= Night Shift (British TV series) =

Night Shift is a British television series that portrayed people who work the night shift (work during the night).

Night Shift titles

Night Shift was made by a small independent production company called Addictive TV for the ITV network in the United Kingdom. Each episode of Night Shift lasted only five to ten minutes. The show's original run was from 1993 to 1994, while an additional series was produced in 1998. Several of Night Shift's episodes were filmed at the same location, most notably Gatwick Airport and Victoria Station.

The original series featured a model shot, in which a camera moves across a Monopoly-style map of a city into the title, Night Shift, written as a street name. The shot was produced for a pilot in mid-1992, but utilized in the final shows too. The model was constructed by model-maker Peter Poole, and filmed by Dave Hicks. Despite the look, there was no film studio involved: just a Brighton garage. A mini-mist smoke machine was used to add depth to the backlit model, which was about 6 by 4 feet in size. A photo appeared in the design magazine, Creative Review, in the What's New In Design? section.

The show, filmed entirely hand-held in a style uncommon at the time, was presented in an informal fashion by the writer and actor, Colin Bennett. Bennett is also known for his appearance on the BBC children's television show, Take Hart, which was presented by Tony Hart.

The short episodes would generally show up at a moment's notice if programmes ran early or it was needed to fill in a small gap. In the latter part of scheduling sometimes two episodes or more would be shown back to back. Colin always appeared sporting an Edmonton Oilers jacket and only removed it once during the entire run. The production crew were often spoken to by the presenter, with reference to "Nick" and "Graham". These names refer to producer/sound recordist Nick Clarke and producer/director Graham Daniels of Addictive TV. The crew sometimes appeared on camera with one episode at Gatwick Airport, weighing baggage. The series was shot by award-winning cameraman Nic Small.

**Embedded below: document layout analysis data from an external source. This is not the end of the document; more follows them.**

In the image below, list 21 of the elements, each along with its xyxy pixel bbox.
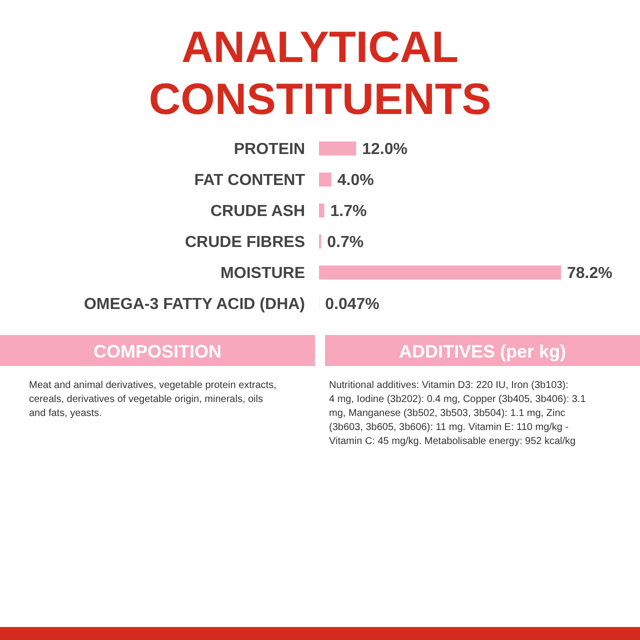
text: ADDITIVES (per kg) <box>398 341 566 362</box>
data-label: 12.0% <box>362 141 408 158</box>
y-tick-label: CRUDE ASH <box>210 203 305 220</box>
data-label: 0.047% <box>325 296 380 314</box>
text: Meat and animal derivatives, vegetable protein extracts, cereals, derivatives of vegetable origin, minerals, oils and fats, yeasts. <box>29 380 276 419</box>
bar <box>319 266 561 280</box>
y-tick-label: OMEGA-3 FATTY ACID (DHA) <box>84 296 305 314</box>
data-label: 0.7% <box>327 234 364 252</box>
data-label: 4.0% <box>337 172 374 190</box>
y-tick-label: PROTEIN <box>234 141 305 158</box>
text: Nutritional additives: Vitamin D3: 220 IU, Iron (3b103): 4 mg, Iodine (3b202): 0.4 mg, Copper (3b405, 3b406): 3.1 mg, Manganese (3b502, 3b503, 3b504): 1.1 mg, Zinc (3b603, 3b605, 3b606): 11 mg. Vitamin E: 110 mg/kg - Vitamin C: 45 mg/kg. Metabolisable energy: 952 kcal/kg <box>329 380 586 447</box>
bar <box>319 204 324 218</box>
y-tick-label: MOISTURE <box>220 265 306 282</box>
y-tick-label: CRUDE FIBRES <box>184 234 306 252</box>
data-label: 78.2% <box>567 265 612 282</box>
y-tick-label: FAT CONTENT <box>194 172 306 190</box>
chart-title: ANALYTICAL CONSTITUENTS <box>148 23 492 124</box>
bar <box>319 142 356 156</box>
text: COMPOSITION <box>93 341 222 362</box>
bar <box>319 172 332 186</box>
data-label: 1.7% <box>330 203 367 220</box>
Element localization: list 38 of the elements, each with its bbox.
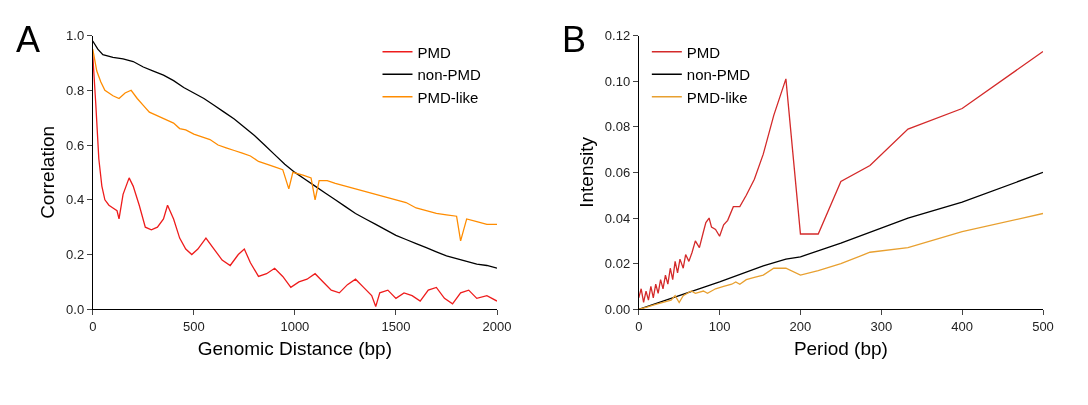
chart-title: A — [16, 19, 41, 60]
chart-title: B — [562, 19, 587, 60]
legend-label: PMD — [686, 43, 721, 61]
x-tick-label: 500 — [1032, 318, 1054, 334]
x-tick-label: 2000 — [482, 318, 512, 334]
y-tick-label: 0.2 — [66, 247, 85, 263]
y-tick-label: 0.12 — [604, 28, 631, 44]
legend-label: non-PMD — [417, 66, 482, 84]
y-tick-label: 0.02 — [604, 256, 631, 272]
x-tick-label: 200 — [789, 318, 812, 334]
legend-label: PMD — [417, 43, 451, 61]
legend-label: PMD-like — [417, 88, 479, 106]
y-tick-label: 0.04 — [604, 210, 631, 226]
x-tick-label: 0 — [89, 318, 97, 334]
x-tick-label: 1500 — [381, 318, 411, 334]
y-axis-title: Intensity — [575, 136, 597, 208]
x-axis-title: Period (bp) — [793, 337, 888, 359]
x-axis-title: Genomic Distance (bp) — [197, 337, 393, 359]
x-tick-label: 0 — [635, 318, 643, 334]
line-series — [92, 48, 497, 242]
y-tick-label: 0.08 — [604, 119, 631, 135]
y-axis-title: Correlation — [36, 125, 58, 219]
y-tick-label: 1.0 — [66, 28, 85, 44]
y-tick-label: 0.6 — [66, 137, 85, 153]
x-tick-label: 500 — [182, 318, 205, 334]
y-tick-label: 0.06 — [604, 164, 631, 180]
legend-label: non-PMD — [686, 66, 751, 84]
y-tick-label: 0.0 — [66, 301, 85, 317]
line-series — [638, 50, 1043, 304]
x-tick-label: 300 — [870, 318, 893, 334]
x-tick-label: 1000 — [280, 318, 310, 334]
y-tick-label: 0.4 — [66, 192, 85, 208]
y-tick-label: 0.00 — [604, 301, 631, 317]
y-tick-label: 0.8 — [66, 82, 85, 98]
x-tick-label: 100 — [708, 318, 731, 334]
y-tick-label: 0.10 — [604, 73, 631, 89]
x-tick-label: 400 — [951, 318, 973, 334]
legend-label: PMD-like — [686, 88, 748, 106]
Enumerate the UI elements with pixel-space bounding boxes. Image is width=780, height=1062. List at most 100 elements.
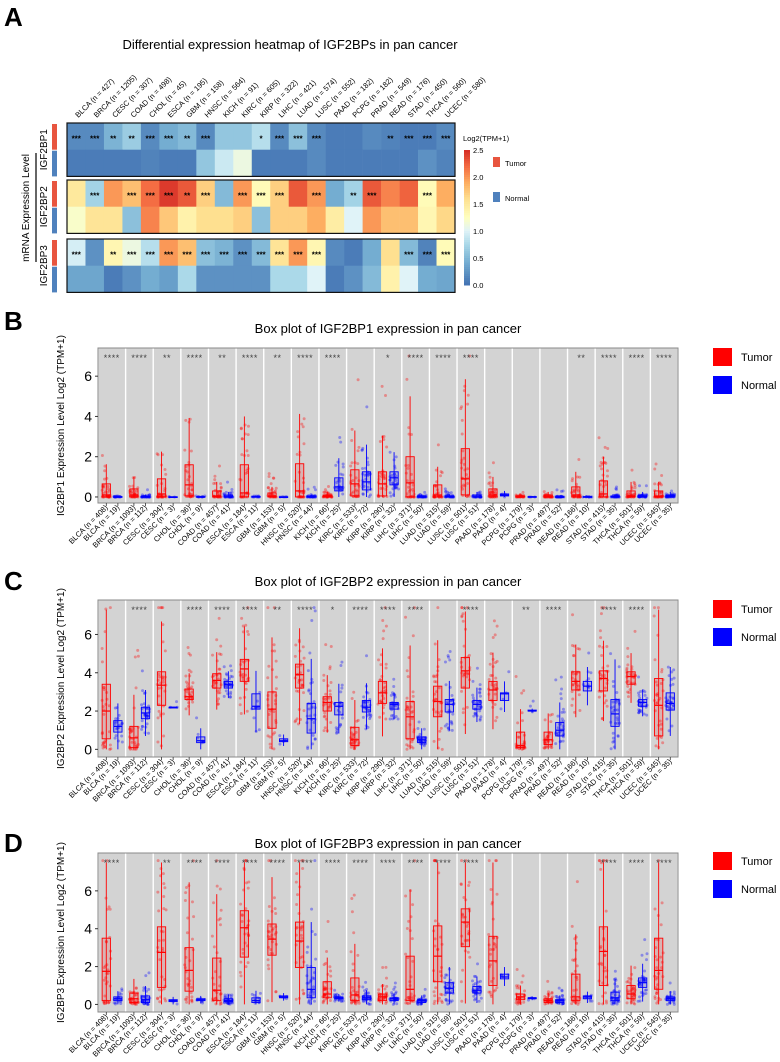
jitter-point	[295, 717, 299, 721]
heatmap-cell	[362, 149, 382, 177]
colorbar-segment	[464, 255, 470, 259]
jitter-point	[185, 885, 189, 889]
heatmap-cell	[307, 149, 326, 177]
box	[665, 692, 675, 711]
jitter-point	[350, 461, 354, 465]
jitter-point	[326, 484, 330, 488]
jitter-point	[405, 479, 409, 483]
heatmap-cell	[436, 265, 456, 293]
jitter-point	[434, 986, 438, 990]
heatmap-cell	[381, 123, 400, 150]
jitter-point	[384, 662, 388, 666]
jitter-point	[361, 985, 365, 989]
jitter-point	[109, 747, 113, 751]
jitter-point	[382, 475, 386, 479]
jitter-point	[239, 427, 243, 431]
jitter-point	[144, 974, 148, 978]
jitter-point	[108, 743, 112, 747]
jitter-point	[570, 479, 574, 483]
jitter-point	[411, 903, 415, 907]
category-panel	[181, 348, 208, 503]
jitter-point	[189, 670, 193, 674]
jitter-point	[239, 960, 243, 964]
jitter-point	[189, 449, 193, 453]
heatmap-cell	[159, 239, 179, 266]
jitter-point	[350, 697, 354, 701]
colorbar-segment	[464, 219, 470, 223]
significance-mark: ***	[145, 134, 155, 143]
jitter-point	[239, 974, 243, 978]
significance-mark: ****	[214, 858, 230, 868]
jitter-point	[487, 471, 491, 475]
box	[654, 937, 664, 990]
jitter-point	[274, 486, 278, 490]
box	[239, 910, 249, 958]
jitter-point	[382, 437, 386, 441]
jitter-point	[378, 715, 382, 719]
significance-mark: ***	[90, 134, 100, 143]
significance-mark: ***	[145, 250, 155, 259]
heatmap-cell	[270, 265, 290, 293]
jitter-point	[108, 606, 112, 610]
heatmap-cell	[177, 123, 197, 150]
jitter-point	[404, 952, 408, 956]
jitter-point	[294, 997, 298, 1001]
jitter-point	[229, 669, 233, 673]
jitter-point	[611, 736, 615, 740]
heatmap-group-border	[66, 179, 456, 235]
jitter-point	[601, 645, 605, 649]
y-tick-label: 4	[84, 665, 92, 681]
jitter-point	[440, 471, 444, 475]
jitter-point	[472, 974, 476, 978]
jitter-point	[489, 484, 493, 488]
jitter-point	[611, 731, 615, 735]
heatmap-cell	[362, 180, 382, 207]
jitter-point	[605, 1001, 609, 1005]
jitter-point	[245, 881, 249, 885]
legend-normal-label: Normal	[741, 380, 776, 392]
jitter-point	[388, 450, 392, 454]
jitter-point	[645, 713, 649, 717]
jitter-point	[479, 996, 483, 1000]
jitter-point	[272, 747, 276, 751]
jitter-point	[314, 957, 318, 961]
jitter-point	[599, 490, 603, 494]
jitter-point	[478, 979, 482, 983]
heatmap-cell	[214, 206, 234, 234]
jitter-point	[627, 976, 631, 980]
jitter-point	[103, 464, 107, 468]
jitter-point	[655, 991, 659, 995]
heatmap-cell	[344, 265, 363, 293]
heatmap-cell	[103, 239, 123, 266]
jitter-point	[407, 354, 411, 358]
jitter-point	[604, 699, 608, 703]
heatmap-cell	[325, 265, 345, 293]
category-panel	[402, 348, 429, 503]
jitter-point	[385, 445, 389, 449]
panel-label-c: C	[4, 566, 23, 596]
jitter-point	[313, 933, 317, 937]
box	[129, 725, 139, 748]
jitter-point	[405, 492, 409, 496]
jitter-point	[575, 880, 579, 884]
jitter-point	[351, 968, 355, 972]
category-panel	[209, 348, 236, 503]
jitter-point	[112, 1001, 116, 1005]
significance-mark: ***	[441, 250, 451, 259]
significance-mark: ***	[256, 250, 266, 259]
category-panel	[98, 348, 125, 503]
legend-tumor-label: Tumor	[505, 159, 527, 168]
jitter-point	[267, 472, 271, 476]
jitter-point	[156, 996, 160, 1000]
y-tick-label: 2	[84, 449, 92, 465]
heatmap-group-border	[66, 238, 456, 294]
colorbar-segment	[464, 267, 470, 270]
jitter-point	[467, 880, 471, 884]
colorbar-segment	[464, 273, 470, 277]
jitter-point	[294, 880, 298, 884]
heatmap-cell	[362, 123, 382, 150]
significance-mark: ***	[312, 134, 322, 143]
jitter-point	[258, 991, 262, 995]
jitter-point	[515, 967, 519, 971]
box	[196, 736, 206, 744]
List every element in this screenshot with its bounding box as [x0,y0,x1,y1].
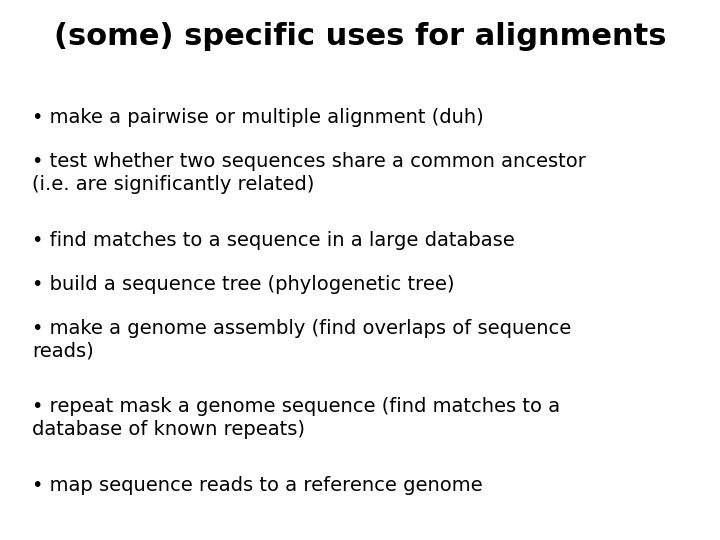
Text: (some) specific uses for alignments: (some) specific uses for alignments [54,22,666,51]
Text: • build a sequence tree (phylogenetic tree): • build a sequence tree (phylogenetic tr… [32,275,455,294]
Text: • test whether two sequences share a common ancestor
(i.e. are significantly rel: • test whether two sequences share a com… [32,152,586,194]
Text: • make a pairwise or multiple alignment (duh): • make a pairwise or multiple alignment … [32,108,484,127]
Text: • find matches to a sequence in a large database: • find matches to a sequence in a large … [32,231,515,249]
Text: • make a genome assembly (find overlaps of sequence
reads): • make a genome assembly (find overlaps … [32,319,572,361]
Text: • map sequence reads to a reference genome: • map sequence reads to a reference geno… [32,476,483,495]
Text: • repeat mask a genome sequence (find matches to a
database of known repeats): • repeat mask a genome sequence (find ma… [32,397,561,439]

Examples of the shows include a late night visit to a cab firm who were not very busy at all and Colin learnt that most of their time was spent playing cards. Escort agencies, hospitals, lap dancing bars, police stations and even nuclear power plants were frequented by the team. An individual episode was filmed entirely using a nightvision camera out in the dark with the army giving it an eerie green glow. The series was also the first ever television programme allowed to film in Gatwick Airport's control tower (before the BBC series Airport).